Вся мебель одиночки состояла из параши и трех жестких, набитых морской травой тюфяков. Узник прямо на полу раскладывал впритык, один к одному, три таких тюфяка — и ложе было готово! Никакого постельного белья не полагалось. А тому, кто привык спать на подушке, разрешалось подложить под голову своп собственный кулак.
Оставшись в камере один, я первым делом попытался выглянуть наружу. Но сколько я ни подпрыгивал, дотянуться до решетки не удалось. Подоконник был наклонным, и пальцы соскальзывали с гладкой, покрытой масляной краской поверхности.
«Все у них продумано... До мелочи!» — со злостью подумал я. И тут же добавил вслух:
— Нет! Не все!
До меня в камере, видимо, содержались двое, и теперь на полу валялось шесть тюфяков. Я мигом сложил их под окном, прикрыл сверху крышкой от параши и вскарабкался на это сооружение. Теперь решетка была совсем рядом. Я подпрыгнул, ухватился за прутья, подтянулся и увидел часть улицы и противоположный тротуар. Разглядеть, что было рядом, подо мной, не удалось — голова упиралась в потолок.

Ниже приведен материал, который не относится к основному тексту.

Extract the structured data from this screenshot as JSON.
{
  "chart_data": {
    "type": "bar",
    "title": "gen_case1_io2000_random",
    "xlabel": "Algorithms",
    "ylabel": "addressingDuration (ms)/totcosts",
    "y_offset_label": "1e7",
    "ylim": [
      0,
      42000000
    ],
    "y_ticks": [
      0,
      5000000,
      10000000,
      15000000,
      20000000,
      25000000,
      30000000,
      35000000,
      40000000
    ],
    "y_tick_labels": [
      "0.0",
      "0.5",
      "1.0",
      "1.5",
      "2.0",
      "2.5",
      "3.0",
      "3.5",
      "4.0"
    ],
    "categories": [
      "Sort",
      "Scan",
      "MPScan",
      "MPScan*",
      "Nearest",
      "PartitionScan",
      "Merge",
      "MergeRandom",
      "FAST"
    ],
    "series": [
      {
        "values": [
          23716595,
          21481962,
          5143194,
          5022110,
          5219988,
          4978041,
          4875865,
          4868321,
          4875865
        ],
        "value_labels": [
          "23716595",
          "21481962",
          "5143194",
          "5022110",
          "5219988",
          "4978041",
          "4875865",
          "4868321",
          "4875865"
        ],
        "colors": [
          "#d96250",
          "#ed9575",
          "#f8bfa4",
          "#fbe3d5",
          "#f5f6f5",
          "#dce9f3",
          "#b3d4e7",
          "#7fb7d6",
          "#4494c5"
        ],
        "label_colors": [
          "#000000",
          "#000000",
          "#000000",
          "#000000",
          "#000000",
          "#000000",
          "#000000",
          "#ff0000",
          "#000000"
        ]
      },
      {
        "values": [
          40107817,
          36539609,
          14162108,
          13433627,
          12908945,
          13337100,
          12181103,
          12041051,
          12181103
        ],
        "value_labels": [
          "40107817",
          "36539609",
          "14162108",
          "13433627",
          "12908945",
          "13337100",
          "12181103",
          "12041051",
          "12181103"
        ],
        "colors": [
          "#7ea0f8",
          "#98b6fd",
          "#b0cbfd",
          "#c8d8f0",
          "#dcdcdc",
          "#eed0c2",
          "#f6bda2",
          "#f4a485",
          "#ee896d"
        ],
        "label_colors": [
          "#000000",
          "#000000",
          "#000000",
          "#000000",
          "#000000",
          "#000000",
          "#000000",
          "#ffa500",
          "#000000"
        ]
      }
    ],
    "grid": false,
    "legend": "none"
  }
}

И все же возможность наблюдать воскресные парады «гитлерюгенда» у меня была. Заслышав треск барабанов, я подтягивался к окну и смотрел сквозь мутное стекло.
Прямо перед мной маршировало «будущее» третьего рейха. Шествие открывал сводный отряд знаменосцев Следом за ними, сотрясая воздух оглушительным грохотом, дефилировала добрая сотня барабанщиков. А затем уже, старательно печатая шаг, отряд за отрядом проходили мальчишки, облаченные в блузы и короткие штанишки цвета гороховой похлебки. Впереди каждого отряда шагал парень постарше и покрупнее, который особенно старательно задирал ноги...
Все это выглядело очень эффектно, и на противоположном тротуаре скапливалась толпа зевак. А у меня начинали неметь руки, и я спрыгивал вниз.
|
Однако главным источником информации о том, что происходило за стенами тюрьмы, для меня были ежедневные сорокапятиминутные прогулки.
Каждый день ровно в четыре часа дня, причем в любую погоду — порядок есть порядок! — нас выгоняли в тесный тюремный дворик. Здесь мы цепочкой, заложив руки за спину, ходили по узенькой асфальтированной дорожке, имевшей форму идеального круга. А в центре круга на зеленом газоне стояли либо папаша Кнудль, либо его бравый сынок. Они зорко следили, чтобы мы не перекинулись ни единым словечком.
Но ни у папаши Кнудля, ни у Бруно не было глаз на затылке, и поэтому я знал очень многое из того, что творилось в тюрьме и за ее стенами. Помог мне в этом австрийский коммунист, обычно шагавший позади меня.
Я узнал, что Восточный фронт продвинулся к берегам Волги, что в нашей тюрьме содержат обычно не более сорока заключенных, что я в ней пробуду до суда. И еще о том, что господин управляющий, фрау Гертруда и Бруно — члены одной семьи, которая неплохо наживается за счет подследственных...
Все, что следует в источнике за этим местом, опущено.